А затем имела место знаменательная беседа в небольшом уютном баре отеля. Никогда еще адвокат не выказывал столько отеческого расположения, а Эрих — столько сыновней преданности. Так они сидели друг против друга — преуспевающий, предприимчивый молодой коммерсант, собирающийся попытать счастья в широком мире, и многоопытный депутат, отечески готовый помочь своему питомцу делом и советом.
Что до совета, то депутат был решительно против Брюсселя. В биржевой игре Брюссель — заштатный город. Великие дела творятся в Амстердаме, там вокруг марки разыгрываются грандиозные битвы.
— А ведь марка — и тут ты, конечно, со мной согласишься — будет твоим основным полем деятельности. Что до марки, я мог бы с помощью какого-нибудь простенького шифра, о котором мы еще договоримся, посылать тебе регулярные указания.
Кельнер поставил перед ними коктейли. Адвокат сказал, слегка возвысив голос:
— Твоей задачей, милый Эрих, как раз и будет поддержать марку!

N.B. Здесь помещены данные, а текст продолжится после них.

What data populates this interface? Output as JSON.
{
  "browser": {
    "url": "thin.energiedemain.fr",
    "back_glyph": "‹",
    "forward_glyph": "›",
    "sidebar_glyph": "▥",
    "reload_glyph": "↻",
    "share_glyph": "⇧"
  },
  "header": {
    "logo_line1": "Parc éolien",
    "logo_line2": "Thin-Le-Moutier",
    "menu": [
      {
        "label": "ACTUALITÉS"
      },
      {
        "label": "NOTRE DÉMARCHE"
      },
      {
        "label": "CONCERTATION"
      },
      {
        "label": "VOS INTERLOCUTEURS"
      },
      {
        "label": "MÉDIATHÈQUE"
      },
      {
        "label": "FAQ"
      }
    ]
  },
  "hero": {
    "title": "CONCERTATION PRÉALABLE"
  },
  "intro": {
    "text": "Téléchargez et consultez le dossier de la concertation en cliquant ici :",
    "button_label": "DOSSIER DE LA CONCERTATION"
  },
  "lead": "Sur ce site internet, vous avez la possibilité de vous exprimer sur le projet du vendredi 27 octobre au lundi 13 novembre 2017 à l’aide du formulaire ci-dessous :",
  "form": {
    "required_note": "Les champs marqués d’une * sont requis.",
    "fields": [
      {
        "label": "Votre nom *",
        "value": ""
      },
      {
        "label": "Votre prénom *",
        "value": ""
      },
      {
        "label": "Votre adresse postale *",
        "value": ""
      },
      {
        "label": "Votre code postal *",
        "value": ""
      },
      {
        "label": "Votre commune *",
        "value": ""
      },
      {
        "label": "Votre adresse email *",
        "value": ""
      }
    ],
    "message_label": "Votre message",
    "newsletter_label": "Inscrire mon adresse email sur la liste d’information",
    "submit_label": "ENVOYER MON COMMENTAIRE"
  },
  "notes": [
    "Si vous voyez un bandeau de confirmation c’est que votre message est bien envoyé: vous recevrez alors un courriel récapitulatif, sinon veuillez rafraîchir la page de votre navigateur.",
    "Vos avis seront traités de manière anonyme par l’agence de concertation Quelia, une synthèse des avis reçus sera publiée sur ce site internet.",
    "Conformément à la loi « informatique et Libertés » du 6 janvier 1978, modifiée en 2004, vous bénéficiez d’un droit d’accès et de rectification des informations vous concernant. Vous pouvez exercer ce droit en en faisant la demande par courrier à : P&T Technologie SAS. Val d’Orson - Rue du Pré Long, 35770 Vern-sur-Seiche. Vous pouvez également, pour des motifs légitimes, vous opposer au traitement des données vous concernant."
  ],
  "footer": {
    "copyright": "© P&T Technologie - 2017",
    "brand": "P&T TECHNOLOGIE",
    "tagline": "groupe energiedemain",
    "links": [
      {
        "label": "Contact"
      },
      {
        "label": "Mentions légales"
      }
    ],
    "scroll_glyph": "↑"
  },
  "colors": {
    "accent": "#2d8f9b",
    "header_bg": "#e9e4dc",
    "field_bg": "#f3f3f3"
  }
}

Оба собеседника обменялись тонкой улыбкой и задумчиво помешали ложечками в стаканах.
— Ты можешь, конечно, побывать и в Брюсселе, — продолжал адвокат. — Но обосноваться тебе лучше в Амстердаме. В Брюсселе, кстати, все еще ненавидят немцев. Тогда как в Амстердаме я мог бы направить тебя к моему другу банкиру Рэсту с теплым рекомендательным письмом…

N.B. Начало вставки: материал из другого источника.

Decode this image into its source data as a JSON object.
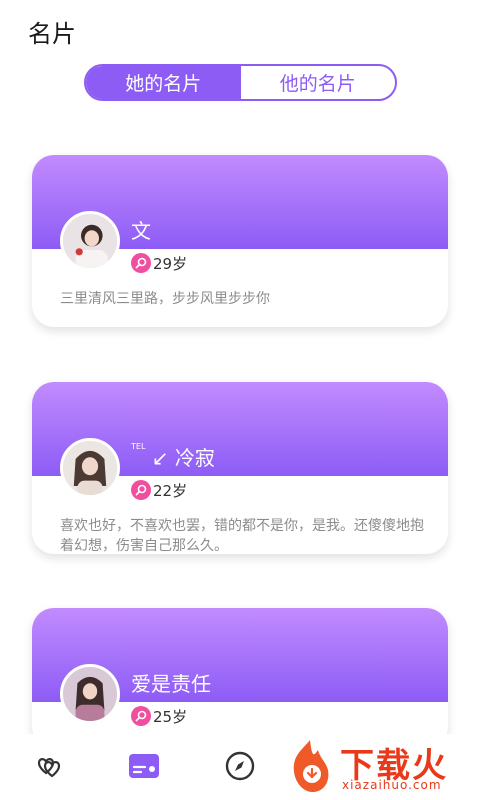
{
  "header": {
    "title": "名片"
  },
  "segments": {
    "left": "她的名片",
    "right": "他的名片"
  },
  "cards": [
    {
      "name": "文",
      "tel": "",
      "age": "29岁",
      "bio": "三里清风三里路，步步风里步步你"
    },
    {
      "name": "冷寂",
      "tel": "TEL",
      "age": "22岁",
      "bio": "喜欢也好，不喜欢也罢，错的都不是你，是我。还傻傻地抱着幻想，伤害自己那么久。"
    },
    {
      "name": "爱是责任",
      "tel": "",
      "age": "25岁",
      "bio": ""
    }
  ],
  "tabbar": {
    "items": [
      "heart-tab",
      "card-tab",
      "discover-tab"
    ]
  },
  "watermark": {
    "text": "下载火",
    "sub": "xiazaihuo.com"
  },
  "colors": {
    "accent": "#8d5cf5",
    "female": "#f04fa0"
  }
}
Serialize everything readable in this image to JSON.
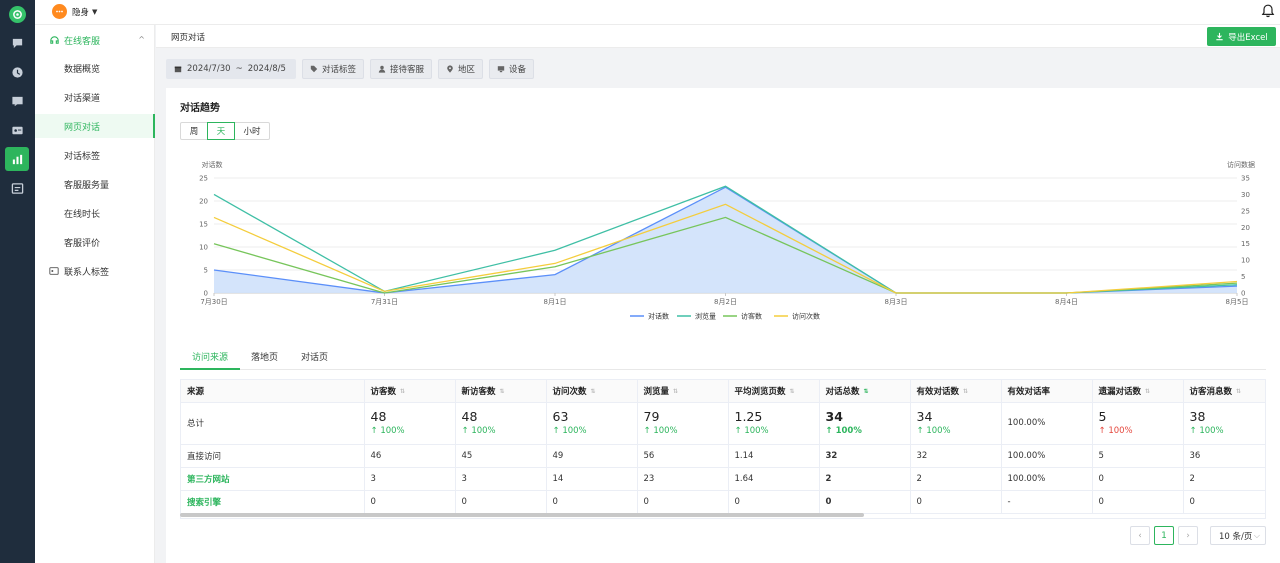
{
  "app": {
    "status_label": "隐身"
  },
  "sidebar": {
    "group_label": "在线客服",
    "items": [
      "数据概览",
      "对话渠道",
      "网页对话",
      "对话标签",
      "客服服务量",
      "在线时长",
      "客服评价"
    ],
    "active_index": 2,
    "group2_label": "联系人标签"
  },
  "page": {
    "title": "网页对话",
    "export_label": "导出Excel"
  },
  "filters": {
    "date_start": "2024/7/30",
    "date_sep": "~",
    "date_end": "2024/8/5",
    "tag": "对话标签",
    "agent": "接待客服",
    "region": "地区",
    "device": "设备"
  },
  "trend": {
    "title": "对话趋势",
    "granularity": [
      "周",
      "天",
      "小时"
    ],
    "active_granularity": 1
  },
  "chart_data": {
    "type": "line",
    "x": [
      "7月30日",
      "7月31日",
      "8月1日",
      "8月2日",
      "8月3日",
      "8月4日",
      "8月5日"
    ],
    "ylabel": "对话数",
    "y2label": "访问数据",
    "ylim": [
      0,
      25
    ],
    "y2lim": [
      0,
      35
    ],
    "yticks": [
      0,
      5,
      10,
      15,
      20,
      25
    ],
    "y2ticks": [
      0,
      5,
      10,
      15,
      20,
      25,
      30,
      35
    ],
    "grid": true,
    "legend_position": "bottom",
    "series": [
      {
        "name": "对话数",
        "axis": "left",
        "color": "#5b8ff9",
        "area": true,
        "values": [
          5,
          0,
          4,
          23,
          0,
          0,
          1.5
        ]
      },
      {
        "name": "浏览量",
        "axis": "right",
        "color": "#3fbfa5",
        "values": [
          30,
          0.5,
          13,
          32.5,
          0,
          0,
          2.5
        ]
      },
      {
        "name": "访客数",
        "axis": "right",
        "color": "#77c55b",
        "values": [
          15,
          0,
          8,
          23,
          0,
          0,
          3
        ]
      },
      {
        "name": "访问次数",
        "axis": "right",
        "color": "#f4cd3c",
        "values": [
          23,
          0.5,
          9,
          27,
          0,
          0,
          3.5
        ]
      }
    ]
  },
  "tabs": [
    "访问来源",
    "落地页",
    "对话页"
  ],
  "table": {
    "headers": [
      "来源",
      "访客数",
      "新访客数",
      "访问次数",
      "浏览量",
      "平均浏览页数",
      "对话总数",
      "有效对话数",
      "有效对话率",
      "遗漏对话数",
      "访客消息数"
    ],
    "total": {
      "label": "总计",
      "values": [
        "48",
        "48",
        "63",
        "79",
        "1.25",
        "34",
        "34",
        "100.00%",
        "5",
        "38"
      ],
      "changes": [
        "100%",
        "100%",
        "100%",
        "100%",
        "100%",
        "100%",
        "100%",
        "",
        "100%",
        "100%"
      ]
    },
    "rows": [
      {
        "source": "直接访问",
        "values": [
          "46",
          "45",
          "49",
          "56",
          "1.14",
          "32",
          "32",
          "100.00%",
          "5",
          "36"
        ]
      },
      {
        "source": "第三方网站",
        "values": [
          "3",
          "3",
          "14",
          "23",
          "1.64",
          "2",
          "2",
          "100.00%",
          "0",
          "2"
        ]
      },
      {
        "source": "搜索引擎",
        "values": [
          "0",
          "0",
          "0",
          "0",
          "0",
          "0",
          "0",
          "-",
          "0",
          "0"
        ]
      }
    ]
  },
  "pagination": {
    "current": "1",
    "page_size": "10 条/页"
  },
  "colors": {
    "accent": "#2db55d",
    "rail": "#1f2d3d",
    "danger": "#e5483e"
  }
}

В потреблении спиртного они на сей раз держались самых строгих рамок, но депутат все же передал своему молодому другу, уезжавшему в Амстердам, пакетик, — его, депутата, пай.
— В размере этой суммы я готов участвовать в твоих операциях; распоряжайся ею по своему усмотрению, следуя моим указаниям…

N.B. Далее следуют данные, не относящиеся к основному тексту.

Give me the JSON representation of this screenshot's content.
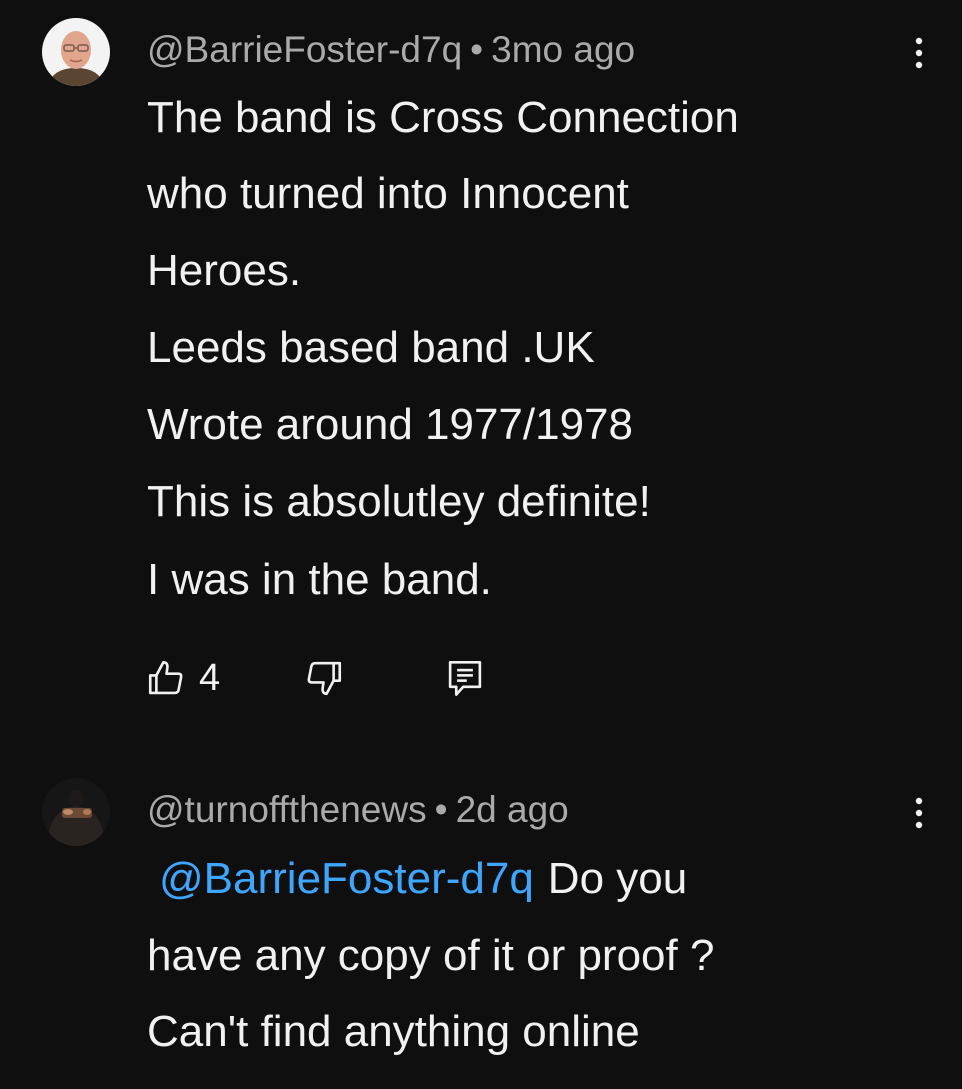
{
  "comments": [
    {
      "handle": "@BarrieFoster-d7q",
      "separator": "•",
      "time": "3mo ago",
      "lines": [
        "The band is Cross Connection",
        "who turned into Innocent",
        "Heroes.",
        "Leeds based band .UK",
        "Wrote around 1977/1978",
        "This is absolutley definite!",
        "I was in the band."
      ],
      "like_count": "4",
      "icons": {
        "avatar": "avatar-icon",
        "like": "thumbs-up-icon",
        "dislike": "thumbs-down-icon",
        "reply": "reply-icon",
        "more": "more-vertical-icon"
      }
    },
    {
      "handle": "@turnoffthenews",
      "separator": "•",
      "time": "2d ago",
      "mention": "@BarrieFoster-d7q",
      "line1_rest": "Do you",
      "lines": [
        "have any copy of it or proof ?",
        "Can't find anything online"
      ],
      "icons": {
        "avatar": "avatar-icon",
        "more": "more-vertical-icon"
      }
    }
  ],
  "colors": {
    "background": "#0f0f0f",
    "text": "#f1f1f1",
    "secondary_text": "#aaaaaa",
    "mention": "#3ea6ff"
  }
}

Пай был солидный, но адвокат держался все с той же вкрадчивой скромностью.
— Итак, возьми меня в долю, если не возражаешь… Нет, нет, пустяки, достаточно простой расписки, я ее, кстати, приготовил… Назовем это ссудой, так всего проще… Что касается нашего участия в деле и прибылях, достаточно устного соглашения. Я всецело полагаюсь на тебя… Как ты провезешь это через границу?.. Погоди, погоди… — Он погрузился в размышления. — Отложи свою поездку на денек, мне думается, это можно будет устроить, — поедешь особоуполномоченным курьером от министерства иностранных дел — ну, понимаешь, дипломатическая почта.
И они снова обменялись улыбками.
— Я предпочел бы отослать вам расписку уже после того, как провезу деньги через границу, — заметил Эрих скромно, но твердо.
— Как хочешь, милый Эрих, как найдешь нужным. Ты не должен подвергаться риску. Я всецело полагаюсь на тебя. В конце концов, тебе ведь потребуется моя информация насчет марки. Мы зависим друг от друга, не правда ли?
Теперь они говорили вполне серьезно, каждый думал о своем. В конце концов оба кивнули — серьезно.